Жил однажды в Византии, рассказывает автор романа Белтандр и Хрисанца, могущественный император по имени Родофил. У него было два сына, Филарм, и будущий герой поэмы Белтандр. "Последний, - говорит поэт, - получил от небес самые за-{425}видные дары. Он был счастливый и ловкий охотник. Его красота, его рост, его храбрость заслуживали лишь одну похвалу. Белокурые волосы падали ему до плеч, глаза были блестящие, а взгляд полон очарования, грудь белизной могла сравниться лишь с мрамором". Но отец его совсем не любил, так что в конце концов молодой человек решил уйти, надеясь в какой-нибудь чужой стране найти более счастливую судьбу. Напрасно брат старался его удержать, напрасно умолял отца выказать Белтандру больше привязанности.
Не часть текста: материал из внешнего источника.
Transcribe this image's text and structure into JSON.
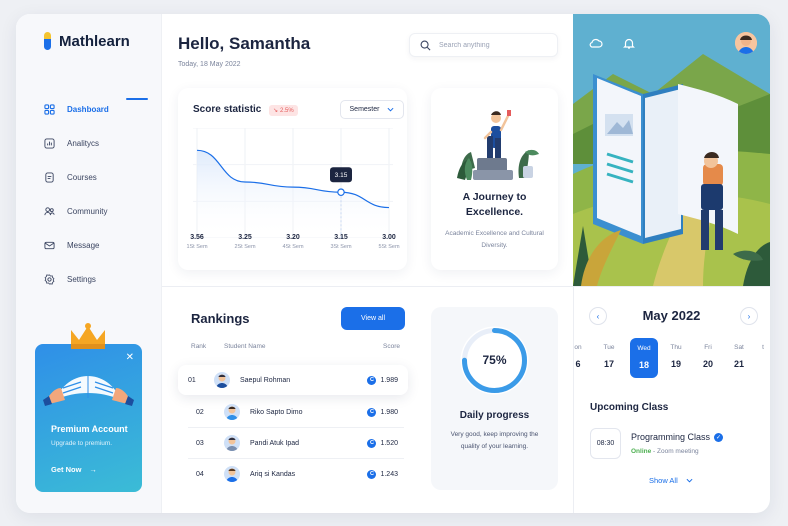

Рыцарь отправился в путь в сопровождении только троих оруженосцев, и когда наконец император решился призвать его, было уже слишком поздно. На просьбы, на угрозы молодой человек отвечал полным отказом возвратиться в родную страну.

Уже тут следует отметить один пункт: удивление, беспокойство, скандал, какие вызвало среди окружающих Белтандра его решение. Не то чтобы кого-либо удивило его желание искать счастья в чужих краях; смущает, пугает то, что он идет к язычникам. На это упирает Филарм, пытаясь уговорить отца; к этому сводятся укоры, какими посланные императора обращаются к Белтандру. Никто не может ни понять, ни допустить, чтобы этот сын царя, свободный от рожденья и предназначенный повелевать, отправился и стал вассалом, рабом какого-нибудь князя-язычника, чтоб в обмен за богатство и почести, должные вознаградить его за услуги, он подвергался возможности поднять руку против своего монарха и против своей родины. Это характерные черты времени. В них вместе с ненавистью к неверным заключаются как бы воспоминания о некоторых членах семьи Комнинов, не посовестившихся не раз в течение XII века отправиться к туркам с предложением своих услуг и не побоявшихся в отмщенье за неудавшиеся расчеты честолюбия поднять руку на свою отчизну.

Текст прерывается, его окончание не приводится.